Equal excess of the oligonucleotides was used for competition experiments.

To assay IκB kinase activity, 6 to 8 × 10⁶ cells were stimulated with 1 μg/mL LPS or 20 ng/mL GM-CSF or left untreated after pretreatment with TAT-NBD or the mutant control. Cell extracts were essentially prepared as described previously with several modifications.²³  Whole cell lysates were prepared using lysis buffer (50 mM HEPES, pH 7.5, 150 mM NaCl, 1.5 mM MgCl₂, 1 mM EDTA, 1% Triton X-100, 10% glycerol) with the protease inhibitor cocktail as described. Cell equivalents were used for immunoprecipitation, which was performed in lysis buffer. Before the addition of 1 μg monoclonal IKKα antibody (Pharmingen) extracts were precleared with protein A-Sepharose (Amersham) for 30 minutes at 4°C. Binding of the antibody was carried out overnight at 4°C, and the next day 25 μL protein A-Sepharose was added for additionally 2 hours. The protein A-Sepharose was washed 3 times with lysis buffer and one time with kinase buffer (20 mM HEPES, pH 7.5, 10 mM MgCl₂, 20 mMATP, 20 μM β-glycerophosphate, 1 mM DTT). Then 15 μL kinase buffer including purified recombinant IκBα and 3 μCi (0.111 MBq) [γ-32]ATP were added to the protein A-Sepharose immunocomplex and the kinase reaction was incubated for 20 minutes at 37°C. Samples were boiled and subjected to 12% SDS-polyacrylamide gel electrophoresis (SDS-PAGE) and analyzed by autoradiography. Equal loading was confirmed by IKKα Western blot experiments.

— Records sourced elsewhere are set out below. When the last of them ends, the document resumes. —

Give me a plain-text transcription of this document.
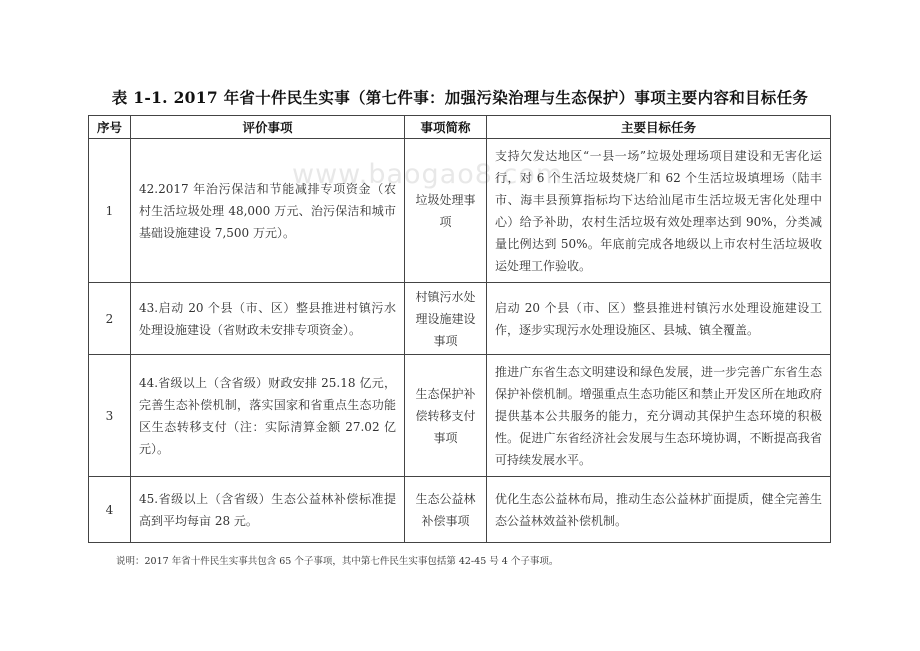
表 1-1. 2017 年省十件民生实事（第七件事：加强污染治理与生态保护）事项主要内容和目标任务
www.baogao8.com
序号	评价事项	事项简称	主要目标任务
1	42.2017 年治污保洁和节能减排专项资金（农村生活垃圾处理 48,000 万元、治污保洁和城市基础设施建设 7,500 万元）。	垃圾处理事项	支持欠发达地区“一县一场”垃圾处理场项目建设和无害化运行，对 6 个生活垃圾焚烧厂和 62 个生活垃圾填埋场（陆丰市、海丰县预算指标均下达给汕尾市生活垃圾无害化处理中心）给予补助，农村生活垃圾有效处理率达到 90%，分类减量比例达到 50%。年底前完成各地级以上市农村生活垃圾收运处理工作验收。
2	43.启动 20 个县（市、区）整县推进村镇污水处理设施建设（省财政未安排专项资金）。	村镇污水处理设施建设事项	启动 20 个县（市、区）整县推进村镇污水处理设施建设工作，逐步实现污水处理设施区、县城、镇全覆盖。
3	44.省级以上（含省级）财政安排 25.18 亿元，完善生态补偿机制，落实国家和省重点生态功能区生态转移支付（注：实际清算金额 27.02 亿元）。	生态保护补偿转移支付事项	推进广东省生态文明建设和绿色发展，进一步完善广东省生态保护补偿机制。增强重点生态功能区和禁止开发区所在地政府提供基本公共服务的能力，充分调动其保护生态环境的积极性。促进广东省经济社会发展与生态环境协调，不断提高我省可持续发展水平。
4	45.省级以上（含省级）生态公益林补偿标准提高到平均每亩 28 元。	生态公益林补偿事项	优化生态公益林布局，推动生态公益林扩面提质，健全完善生态公益林效益补偿机制。
说明：2017 年省十件民生实事共包含 65 个子事项，其中第七件民生实事包括第 42-45 号 4 个子事项。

Total RNAs were isolated according to a Qiagen protocol including DNase treatment. Quantitative reverse transcription-polymerase chain reaction (RT-PCR) was performed using TaqMan technology (Applied Biosystems, Weiterstadt, Germany). Reverse transcription was carried out according to the Superscript protocol (Invitrogen, De Schelp, The Netherlands). TaqMan RT-PCR was performed using the Master Mix (Applied Biosystems). The quantification was checked for each sample using probes for glyceraldehyde-3-phosphate dehydrogenase (GAPDH) mRNA. Primers and probes were designed using the primer express program (Applied Biosystems). The following oligonucleotides were used for IκBα: forward primer 5′ CCCTGTAATGGCCGGACTG 3′, reverse primer 5′ AGGAGTGACACCAGGTCAGGA 3′ and the probe Fam 5′ CCTTCACCTC GCAGTGGACCTGC 3′ Tamra. RT-PCR and quantification were performed using the TaqMan 5700 (Applied Biosystems). For quantification of the amount of RNA present in the various samples, the fluorescence signal was measured at each PCR cycle and the increase in the fluorescence normalized reporter signal (RN) documented in an amplification plot. Using nontemplate controls, the threshold was set in the log phase to subtract unspecific fluorescence signals. Cycle threshold (ct) values were determined for each sample. In short, the ct value difference (Δct) was used to calculate the factor of differential expression (2^Δct). Results were imported in an Excel spreadsheet and analyzed according to the standard curve method.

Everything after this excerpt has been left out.